Let’s say that you’ve created a productivity app and you’re looking to create an awesome headline to promote it. 

You can get a ton of ideas just from browsing through Amazon. 

Start by searching for a broad keyword—in this case “productivity.”

Amazone Search

Click enter and you’ll instantly get hundreds of results.

Amazon Search Results

What you want to do is start checking out various products, and you’ll be amazed at all of the potential words that you can insert into your headlines.

Here are a few right off the bat from a book title. 

20 Principles of Productivity

And you can get a lot more by scrolling through the comments section.  

Here’s one particular comment that has some excellent phrases that could potentially be incorporated.

Amazon Review Example

For instance, you might use “Boost your daily productivity like there is no tomorrow” as your headline. 

This is a completely random example, but you get the idea. 

Amazon can be a goldmine for this. 

9. Turn a Mediocre Headline into an Epic One

Another thing I’ve learned is that you can’t expect perfection right away. 

Just like a writer starts with a rough draft and then polishes it off later, there’s a way that you can begin with a so-so headline and eventually make it excellent.

An added plus is that it eliminates much of the pressure you may feel. 

Here’s what you do. 

Make a blank list of potential headlines.
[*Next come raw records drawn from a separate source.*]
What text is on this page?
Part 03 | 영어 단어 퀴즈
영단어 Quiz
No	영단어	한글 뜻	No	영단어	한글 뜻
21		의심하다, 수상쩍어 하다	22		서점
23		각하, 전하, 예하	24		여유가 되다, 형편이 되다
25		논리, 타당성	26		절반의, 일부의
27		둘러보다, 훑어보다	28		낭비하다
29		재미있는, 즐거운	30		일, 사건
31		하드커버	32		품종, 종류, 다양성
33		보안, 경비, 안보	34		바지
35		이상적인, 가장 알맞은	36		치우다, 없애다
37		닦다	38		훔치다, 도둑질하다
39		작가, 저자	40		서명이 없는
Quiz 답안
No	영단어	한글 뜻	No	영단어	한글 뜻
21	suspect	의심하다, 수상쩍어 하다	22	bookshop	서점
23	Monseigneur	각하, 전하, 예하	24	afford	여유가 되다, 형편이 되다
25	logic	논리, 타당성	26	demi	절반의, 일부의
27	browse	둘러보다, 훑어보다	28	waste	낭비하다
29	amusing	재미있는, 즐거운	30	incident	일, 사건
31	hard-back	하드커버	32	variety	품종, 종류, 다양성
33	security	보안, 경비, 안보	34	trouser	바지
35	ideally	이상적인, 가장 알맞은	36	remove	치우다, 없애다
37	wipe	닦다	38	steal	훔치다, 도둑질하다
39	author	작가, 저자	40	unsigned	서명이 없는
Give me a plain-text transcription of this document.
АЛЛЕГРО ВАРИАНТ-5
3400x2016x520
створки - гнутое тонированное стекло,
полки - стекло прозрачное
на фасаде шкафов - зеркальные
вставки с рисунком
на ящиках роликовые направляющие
Five is usually a good number. 

  1. Headline 1:
  2. Headline 2: 
  3. Headline 3: 
  4. Headline 4: 
  5. Headline 5: 

Now start with a decent headline, and then create better variations of it. 

Let’s use a productivity app as an example again:

  1. Headline 1: Boost your productivity 
  2. Headline 2: Boost your productivity with this simple to use app 
  3. Headline 3: Boost your productivity and simplify your life like there’s no tomorrow
  4. Headline 4: Etc. 
  5. Headline 5: Etc. 

This basically takes a stream of consciousness approach where you start with something boring and gradually build upon it until its epic. 

It’s also nice because you can have others check out the list and get their feedback on what they like best. 



Writing headlines is one of those things that looks easy on paper but can be quite tricky when you get right down to it.

But when you see an awesome product headline, it seems so obvious. 

Like the copywriter effortlessly wove the ideal words together. 

Fortunately, you don’t need to be a virtuoso to do this. 

At the end of the day, you’re just picking and choosing the right sequence of words and piecing them together in a way that compels prospects to want to learn more.

While there is no magic bullet that works for every occasion, I feel that the points outlined here are a pretty straightforward way to go about it. 

By understanding who your ideal buyer is, keeping your copy simple and specific and throwing in some well sensory and/or action words, the end result should be product headlines that pops. 

This should set the stage for prospects wanting to learn more and ultimately taking action. 

And in the long run, this should have a positive impact on your conversion rate.